Exercises for a firm abdomen



Here we bring you a routine that only uses 10 minutes of your precious time burning up till 150 calories daily. This allows us to shape a firm, flat abdomen that will allow us to keep us in a fine texture and thin.

  • Turn the rope; we start first with two turned to the satos with the rope.
  • Inclinarce on a plate, bearing in mind that for this type of exercise you first have to stand with feet away wing height above the shoulders and the heather deployed on the sides. Care and patience Comucho head bending forward bringing the hands to the ground, with a slope only move your feet and then grabbing the other end bearing on the position and then to make the plate. And then hang back squat and then stand up.

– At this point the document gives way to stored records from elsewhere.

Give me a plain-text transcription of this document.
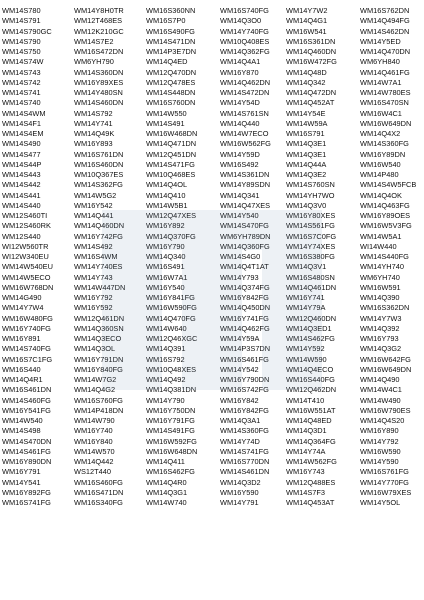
WM14S780	WM14Y8H0TR	WM16S360NN	WM16S740FG	WM14Y7W2	WM16S762DN
WM14S791	WM12T468ES	WM16S7P0	WM14Q3O0	WM14Q4G1	WM14Q494FG
WM14S790GC	WM12K210GC	WM16S490FG	WM14Y740FG	WM16W541	WM14S462DN
WM14S790	WM14S7E2	WM14S471DN	WM10Q408ES	WM16S361DN	WM14Y5ED
WM14S750	WM16S472DN	WM14P3E7DN	WM14Q362FG	WM14Q460DN	WM14Q470DN
WM14S74W	WM6YH790	WM14Q4ED	WM14Q4A1	WM16W472FG	WM6YH840
WM14S743	WM14S360DN	WM12Q470DN	WM16Y870	WM14Q48D	WM14Q461FG
WM14S742	WM16Y89XES	WM12Q478ES	WM14Q462DN	WM14Q342	WM14W7A1
WM14S741	WM14Y480SN	WM14S448DN	WM14S472DN	WM14Q472DN	WM14W780ES
WM14S740	WM14S460DN	WM16S760DN	WM14Y54D	WM14Q452AT	WM16S470SN
WM14S4WM	WM14S792	WM14W550	WM14S761SN	WM14Y54E	WM16W4C1
WM14S4F1	WM14Y741	WM14S491	WM14Q440	WM14W59A	WM16W649DN
WM14S4EM	WM14Q49K	WM16W468DN	WM14W7ECO	WM16S791	WM14Q4X2
WM14S490	WM16Y893	WM14Q471DN	WM16W562FG	WM14Q3E1	WM14S360FG
WM14S477	WM16S761DN	WM12Q451DN	WM14Y59D	WM14Q3E1	WM16Y89DN
WM14S44P	WM16S460DN	WM14S471FG	WM16S492	WM14Q44A	WM16W540
WM14S443	WM10Q367ES	WM10Q468ES	WM14S361DN	WM14Q3E2	WM14P480
WM14S442	WM14S362FG	WM14Q4OL	WM14Y89SDN	WM14S760SN	WM14S4W5FCB
WM14S441	WM14W5G2	WM14Q410	WM14Q341	WM14YH7WO	WM14Q4OK
WM14S440	WM16Y542	WM14W5B1	WM14Q47XES	WM14Q3V0	WM14Q463FG
WM12S460TI	WM14Q441	WM12Q47XES	WM14Y540	WM16Y80XES	WM16Y89OES
WM12S460RK	WM14Q460DN	WM16Y892	WM14S470FG	WM14S561FG	WM16W5V3FG
WM12S440	WM16Y742FG	WM14Q370FG	WM6YH789DN	WM16S7C0FG	WM14W5A1
WI12W560TR	WM14S492	WM16Y790	WM14Q360FG	WM14Y74XES	WI14W440
WI12W340EU	WM16S4WM	WM14Q340	WM14S4G0	WM16S380FG	WM14S440FG
WM14W540EU	WM14Y740ES	WM16S491	WM14Q4T1AT	WM14Q3V1	WM14YH740
WM14W5ECO	WM14Y743	WM16W7A1	WM14Y793	WM16S480SN	WM6YH740
WM16W768DN	WM14W447DN	WM16Y540	WM14Q374FG	WM14Q461DN	WM16W591
WM14G490	WM16Y792	WM16Y841FG	WM16Y842FG	WM16Y741	WM14Q390
WM14Y7W4	WM16Y592	WM16W590FG	WM14Q450DN	WM14Y79A	WM16S362DN
WM16W480FG	WM12Q461DN	WM14Q470FG	WM16Y741FG	WM12Q460DN	WM14Y7W3
WM16Y740FG	WM14Q360SN	WM14W640	WM14Q462FG	WM14Q3ED1	WM14Q392
WM16Y891	WM14Q3ECO	WM12Q46XGC	WM14Y59A	WM14S462FG	WM16Y793
WM14S740FG	WM14Q3OL	WM14Q391	WM14P3S7DN	WM14Y592	WM14Q3G2
WM16S7C1FG	WM16Y791DN	WM16S792	WM16S461FG	WM14W590	WM16W642FG
WM16S440	WM16Y840FG	WM10Q48XES	WM14Y542	WM14Q4ECO	WM16W649DN
WM14Q4R1	WM14W7G2	WM14Q492	WM16Y790DN	WM16S440FG	WM14Q490
WM16S461DN	WM14Q4G2	WM14Q381DN	WM16S742FG	WM12Q462DN	WM14W4C1
WM14S460FG	WM16S760FG	WM14Y790	WM16Y842	WM14T410	WM14W490
WM16Y541FG	WM14P418DN	WM16Y750DN	WM16Y842FG	WM16W551AT	WM16W790ES
WM14W540	WM14W790	WM16Y791FG	WM14Q3A1	WM14Q48ED	WM14Q4S20
WM14S498	WM16Y740	WM14S491FG	WM14S360FG	WM14Q3D1	WM16Y890
WM14S470DN	WM16Y840	WM16W592FG	WM14Y74D	WM14Q364FG	WM14Y792
WM14S461FG	WM14W570	WM16W648DN	WM14S741FG	WM14Y74A	WM16W590
WM16Y890DN	WM14Q442	WM14Q411	WM16S770DN	WM14W562FG	WM14Y590
WM16Y791	WS12T440	WM16S462FG	WM14S461DN	WM16Y743	WM16S761FG
WM14Y541	WM16S460FG	WM14Q4R0	WM14Q3D2	WM12Q488ES	WM14Y770FG
WM16Y892FG	WM16S471DN	WM14Q3G1	WM16Y590	WM14S7F3	WM16W79XES
WM16S741FG	WM16S340FG	WM14W740	WM14Y791	WM14Q453AT	WM14Y5OL
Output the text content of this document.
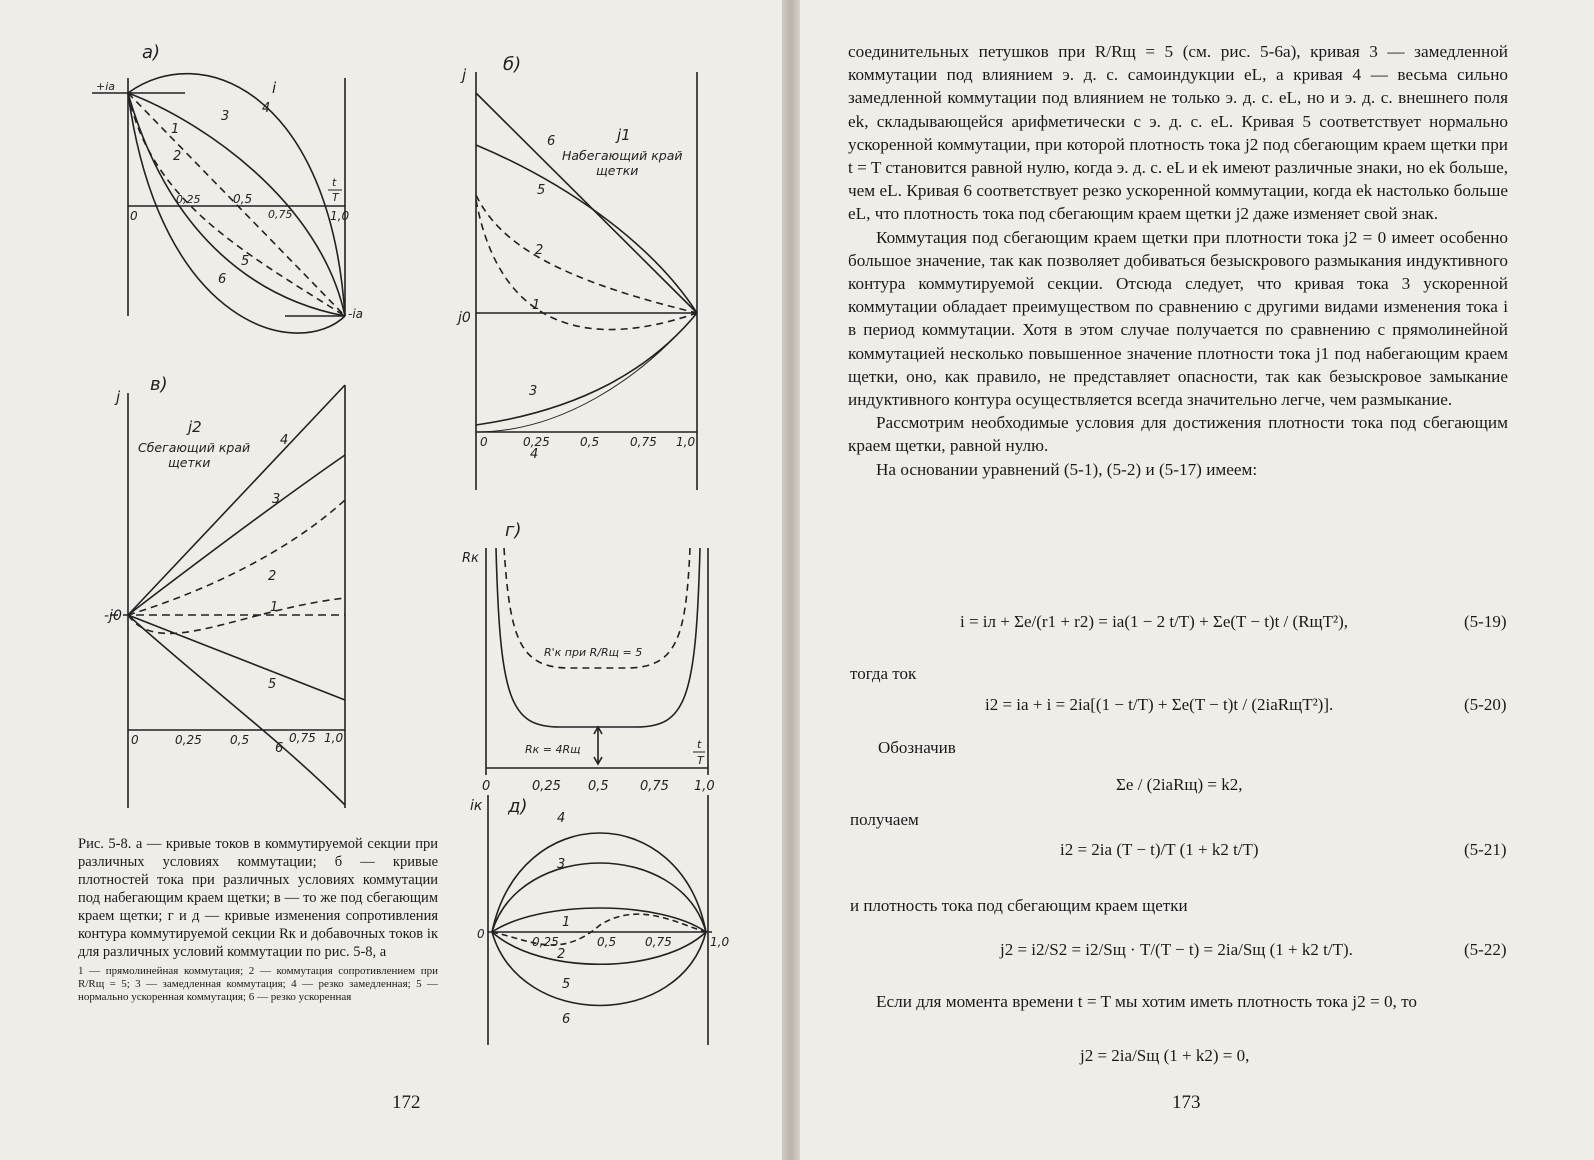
а)
+iа
-iа
0
0,25	0,5
0,75	1,0
t
T
i
1
2
3
4
5
6
б)
j
j0
j1
Набегающий край
щетки
0	0,25	0,5	0,75 1,0
1
2
3
4
5
6
в)
j
-j0
j2
Сбегающий край
щетки
0	0,25 0,5	0,75 1,0
1
2
3
4
5
6
г)
Rк
R'к при R/Rщ = 5
Rк = 4Rщ	t
T
0	0,25 0,5 0,75 1,0
д)
iк
0
0,25	0,5 0,75	1,0
1
2
3
4
5
6
Рис. 5-8. а — кривые токов в коммутируемой секции при различных условиях коммутации; б — кривые плотностей тока при различных условиях коммутации под набегающим краем щетки; в — то же под сбегающим краем щетки; г и д — кривые изменения сопротивления контура коммутируемой секции Rк и добавочных токов iк для различных условий коммутации по рис. 5-8, а
1 — прямолинейная коммутация; 2 — коммутация сопротивлением при R/Rщ = 5; 3 — замедленная коммутация; 4 — резко замедленная; 5 — нормально ускоренная коммутация; 6 — резко ускоренная
172

соединительных петушков при R/Rщ = 5 (см. рис. 5-6а), кривая 3 — замедленной коммутации под влиянием э. д. с. самоиндукции eL, а кривая 4 — весьма сильно замедленной коммутации под влиянием не только э. д. с. eL, но и э. д. с. внешнего поля ek, складывающейся арифметически с э. д. с. eL. Кривая 5 соответствует нормально ускоренной коммутации, при которой плотность тока j2 под сбегающим краем щетки при t = T становится равной нулю, когда э. д. с. eL и ek имеют различные знаки, но ek больше, чем eL. Кривая 6 соответствует резко ускоренной коммутации, когда ek настолько больше eL, что плотность тока под сбегающим краем щетки j2 даже изменяет свой знак.

Коммутация под сбегающим краем щетки при плотности тока j2 = 0 имеет особенно большое значение, так как позволяет добиваться безыскрового размыкания индуктивного контура коммутируемой секции. Отсюда следует, что кривая тока 3 ускоренной коммутации обладает преимуществом по сравнению с другими видами изменения тока i в период коммутации. Хотя в этом случае получается по сравнению с прямолинейной коммутацией несколько повышенное значение плотности тока j1 под набегающим краем щетки, оно, как правило, не представляет опасности, так как безыскровое замыкание индуктивного контура осуществляется всегда значительно легче, чем размыкание.

Рассмотрим необходимые условия для достижения плотности тока под сбегающим краем щетки, равной нулю.

На основании уравнений (5-1), (5-2) и (5-17) имеем:

i = iл + Σe/(r1 + r2) = ia(1 − 2 t/T) + Σe(T − t)t / (RщT²),	(5-19)
тогда ток
i2 = ia + i = 2ia[(1 − t/T) + Σe(T − t)t / (2iaRщT²)].	(5-20)
Обозначив
Σe / (2iaRщ) = k2,
получаем
i2 = 2ia (T − t)/T (1 + k2 t/T)	(5-21)
и плотность тока под сбегающим краем щетки
j2 = i2/S2 = i2/Sщ · T/(T − t) = 2ia/Sщ (1 + k2 t/T).	(5-22)

Если для момента времени t = T мы хотим иметь плотность тока j2 = 0, то

j2 = 2ia/Sщ (1 + k2) = 0,
173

  • Turn the rope repeatedly but this just go with one jump per turn.
  • Continue to exercise the second minute and then the plate to help the right arm the ground by rotating the body so the left foot chipping on the right way and you want to lift the left arm over your head, then re-rotated back toward the center and then continue back to the other side. Returning to center repeat the squat and go up again
  • Make a reservation after just those few minutes 3Y4
  • Continue successively a squatting position and that of the plate. Then lift your right foot about 25 inches lower it and repeat the same way with the left foot. Continually wing back squat. Get up and do it again on again.